How to rank a list of distributions with BIC in OpenTURNS?

222 Views Asked by At

I have a Sample in OpenTURNS, and I want to fit a distribution on it. In order to take the number of parameters into account, I want to use the Bayesian Information Criteria (BIC). The Bayesian Information Criterion (BIC) ranks a list of models according to a weighted maximum likelihood criteria which takes into account for the sample size and the number of parameters of each distribution. A lower BIC score is better.

I know that FittingTest.BestModelBIC returns the model which best fit to the data. However, I would like to see more than the best fit: perhaps the second best BIC has a more physical meaning for me?

How to perform this in OpenTURNS?

PS Here is an example for BestModelBIC.

1

There are 1 best solutions below

0
On

I suggest to use GetContinuousUniVariateFactories to get the list of continuous distribution factories and to combine it to the FittingTest.BIC function which computes the BIC score of a distribution. Finally, sorting the table can be done with the sortAccordingToAComponent method of the Sample.

Here is a detailed example of this method. We begin by generating a sample.

import openturns as ot
import tqdm
import pandas as pd
sample = ot.Normal().getSample(100)

The GetContinuousUniVariateFactories static method returns a list of all available factories for continuous distributions. We could use this list without further processing, but the histogram would come first in the ranking, because it is specially designed for this purpose. Hence, we do not include it in our computation of the BIC score.

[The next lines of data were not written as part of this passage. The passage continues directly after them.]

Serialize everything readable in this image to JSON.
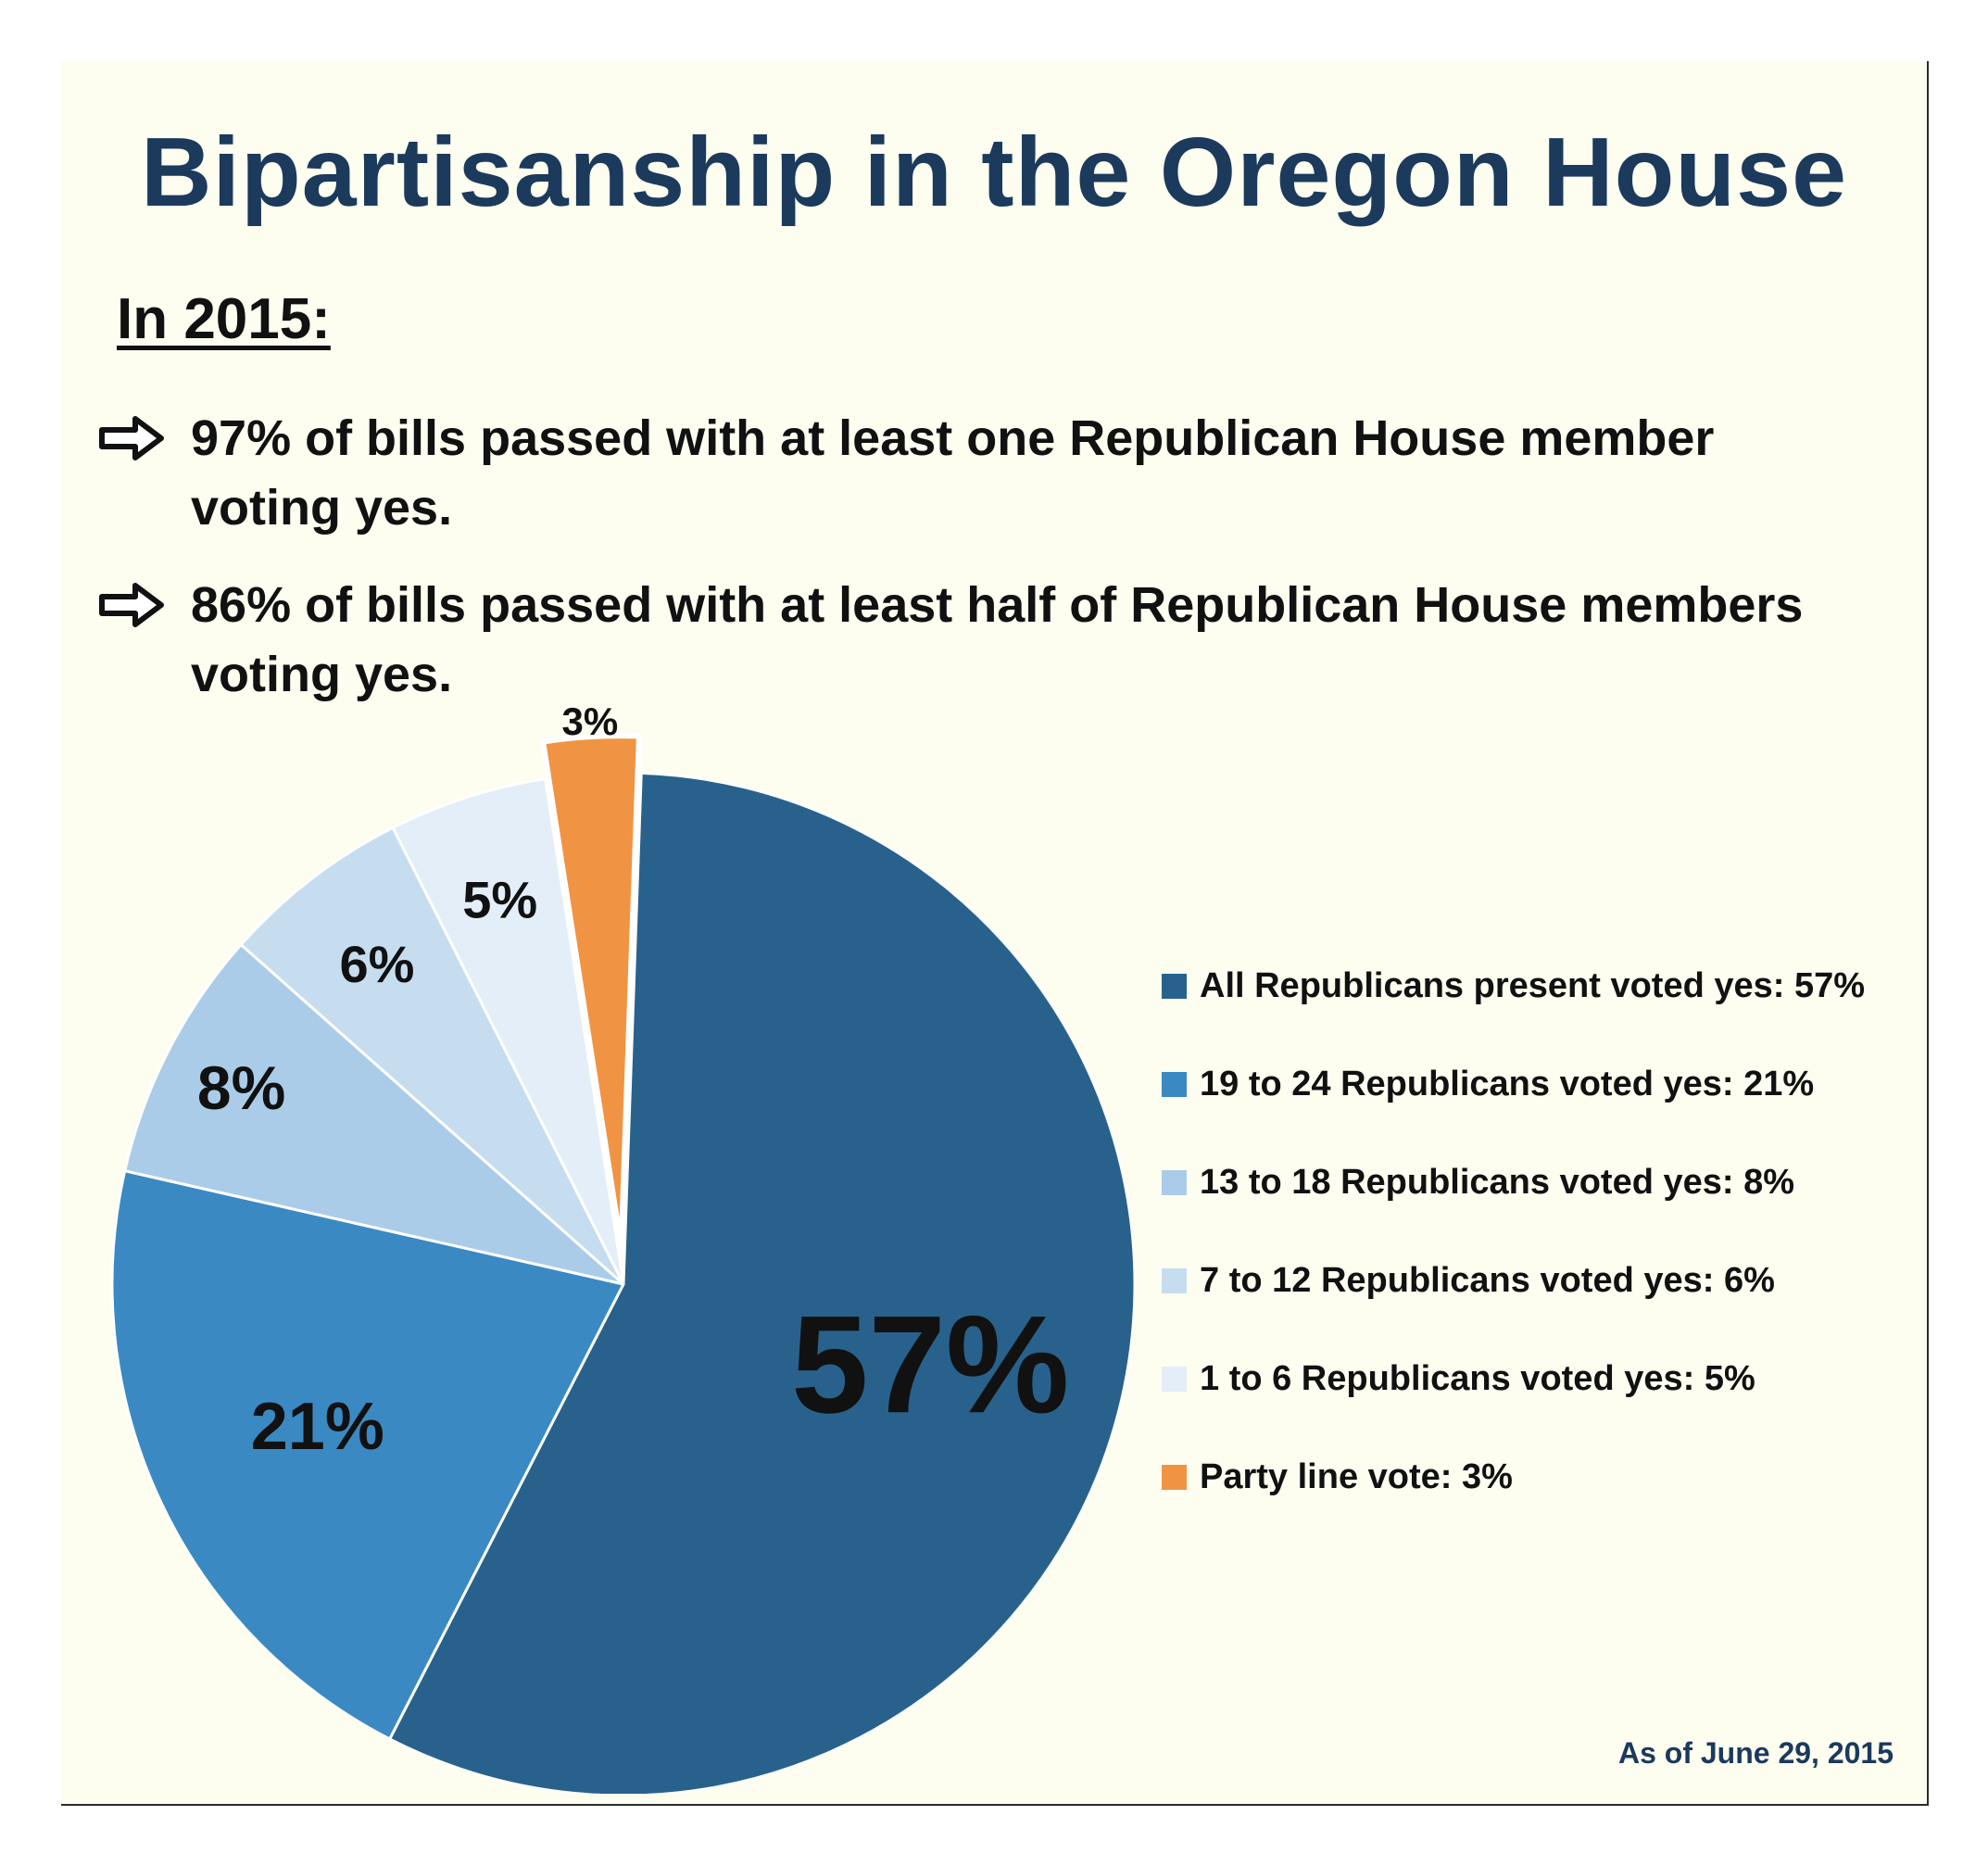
{
  "title": "Bipartisanship in the Oregon House",
  "subhead": "In 2015:",
  "bullets": [
    {
      "icon": "right-arrow-icon",
      "text": "97% of bills passed with at least one Republican House member voting yes."
    },
    {
      "icon": "right-arrow-icon",
      "text": "86% of bills passed with at least half of Republican House members voting yes."
    }
  ],
  "footnote": "As of June 29, 2015",
  "chart_data": {
    "type": "pie",
    "slices": [
      {
        "label": "All Republicans present voted yes: 57%",
        "value": 57,
        "data_label": "57%",
        "color": "#28628c",
        "exploded": false
      },
      {
        "label": "19 to 24 Republicans voted yes: 21%",
        "value": 21,
        "data_label": "21%",
        "color": "#3b89c2",
        "exploded": false
      },
      {
        "label": "13 to 18 Republicans voted yes: 8%",
        "value": 8,
        "data_label": "8%",
        "color": "#abcce8",
        "exploded": false
      },
      {
        "label": "7 to 12 Republicans voted yes: 6%",
        "value": 6,
        "data_label": "6%",
        "color": "#c6ddf0",
        "exploded": false
      },
      {
        "label": "1 to 6 Republicans voted yes: 5%",
        "value": 5,
        "data_label": "5%",
        "color": "#e3eef8",
        "exploded": false
      },
      {
        "label": "Party line vote: 3%",
        "value": 3,
        "data_label": "3%",
        "color": "#f09444",
        "exploded": true
      }
    ],
    "legend_position": "right"
  }
}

factories = ot.DistributionFactory.GetContinuousUniVariateFactories()
marginalFactories = []
for factory in factories:
    if str(factory) != "HistogramFactory":
        print(factory)
        marginalFactories.append(factory)
number_of_factories = len(marginalFactories)
print("Number of selected factories:", number_of_factories)

This prints:

ArcsineFactory
BetaFactory
BurrFactory
[...]
Number of selected factories: 29

In the following script, we perform a for loop over all factories in the list that we previously created. We will later sort the BIC scores by increasing order. This is why we store the BIC score and the marginal index in the score_array sample. The computation can be quite long for some distributions. Hence we use the tqdm module to print a progress bar. Finally, some distribution do not build on this specific sample. In order to avoid to break the for loop, we wrap the call to the BIC method into a try/except. If the distribution fitting fails, we set the BIC score to the maximum finite value of a floating point number (this is MaxScalar), which is approximately equal to $10^{308}$.

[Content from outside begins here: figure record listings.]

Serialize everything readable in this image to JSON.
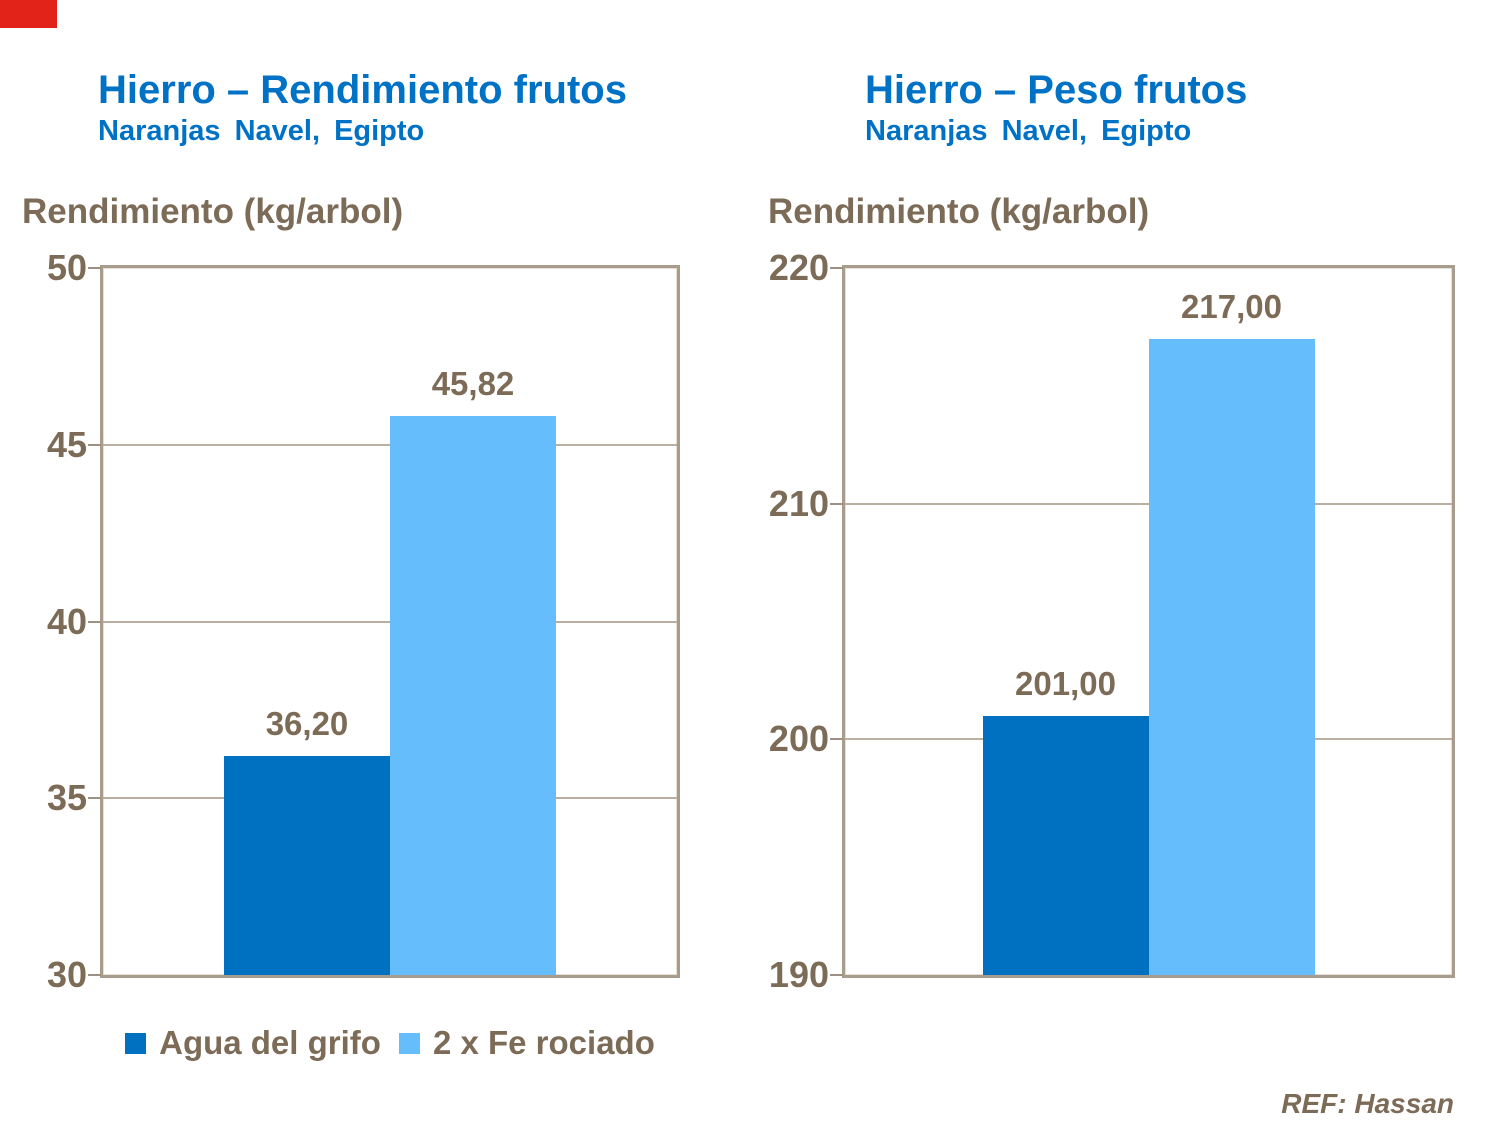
{
  "slide": {
    "background": "#FFFFFF",
    "corner_color": "#E2231A",
    "title_color": "#0072C6",
    "text_color": "#7C6B57"
  },
  "chart_data": [
    {
      "type": "bar",
      "title": "Hierro – Rendimiento frutos",
      "subtitle": "Naranjas Navel, Egipto",
      "ylabel": "Rendimiento (kg/arbol)",
      "xlabel": "",
      "categories": [
        ""
      ],
      "series": [
        {
          "name": "Agua del grifo",
          "value": 36.2,
          "value_label": "36,20",
          "color": "#0070C0"
        },
        {
          "name": "2 x Fe rociado",
          "value": 45.82,
          "value_label": "45,82",
          "color": "#66BDFB"
        }
      ],
      "ylim": [
        30,
        50
      ],
      "yticks": [
        30,
        35,
        40,
        45,
        50
      ],
      "ytick_labels": [
        "30",
        "35",
        "40",
        "45",
        "50"
      ],
      "grid": true,
      "legend_position": "bottom"
    },
    {
      "type": "bar",
      "title": "Hierro – Peso frutos",
      "subtitle": "Naranjas Navel, Egipto",
      "ylabel": "Rendimiento (kg/arbol)",
      "xlabel": "",
      "categories": [
        ""
      ],
      "series": [
        {
          "name": "Agua del grifo",
          "value": 201.0,
          "value_label": "201,00",
          "color": "#0070C0"
        },
        {
          "name": "2 x Fe rociado",
          "value": 217.0,
          "value_label": "217,00",
          "color": "#66BDFB"
        }
      ],
      "ylim": [
        190,
        220
      ],
      "yticks": [
        190,
        200,
        210,
        220
      ],
      "ytick_labels": [
        "190",
        "200",
        "210",
        "220"
      ],
      "grid": true,
      "legend_position": "none"
    }
  ],
  "legend": {
    "items": [
      {
        "label": "Agua del grifo",
        "color": "#0070C0"
      },
      {
        "label": "2 x Fe rociado",
        "color": "#66BDFB"
      }
    ]
  },
  "footer": {
    "ref": "REF: Hassan"
  }
}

score_array = ot.Sample(number_of_factories, 2)
for i in tqdm.tqdm(range(number_of_factories)):
    try:
        factory = marginalFactories[i]
        fitted_dist, bic_score = ot.FittingTest.BIC(sample, factory)
        score_array[i] = [i, bic_score]
    except TypeError:
        print("Cannot build ", factory)
        score_array[i] = [i, ot.SpecFunc.MaxScalar]

The key step is to sort the array containing the BIC scores.

sorted_BIC_scores = score_array.sortAccordingToAComponent(1)

There might be more than 30 distributions which can be built onto the sample. Here, we limit the list to the top 10 distributions which have the lowest BIC scores. We will use Pandas in order to print the BIC scores nicely. To do this, we create the BIC_data list, which contains the name of the factory and the corresponding BIC score. This is where the index of the distribution in the first column of sorted_BIC_scores is used. However, the Sample stores floats: we have to convert them into an integer before using it as an index.

BIC_data = []
rank = list(range(min(number_of_factories, 10)))
for i in rank:
    distribution_index = int(sorted_BIC_scores[i, 0])
    factory = marginalFactories[distribution_index]
    BIC_score = sorted_BIC_scores[i, 1]
    BIC_data.append([factory, BIC_score])

Now comes the easiest part, where we finally use Pandas' DataFrame.

columns = ["BIC", "Factory"]
df = pd.DataFrame(BIC_data, index=rank, columns=columns,)
print(df)

What this prints looks like this:

Rank BIC Factory
0 NormalFactory 2.902476
1 WeibullMaxFactory 2.933988
2 WeibullMinFactory 2.938930
3 TruncatedNormalFactory 2.939140
4 LogisticFactory 2.945102
5 LogNormalFactory 2.948479
6 StudentFactory 2.948733
7 TriangularFactory 2.968305
8 BetaFactory 3.033244
9 RayleighFactory 3.051117

We see that, luckily enough, the NormalFactory fits the gaussian sample. The truncated normal factory ranks in 4th position, after the two kinds of Weibull distributions.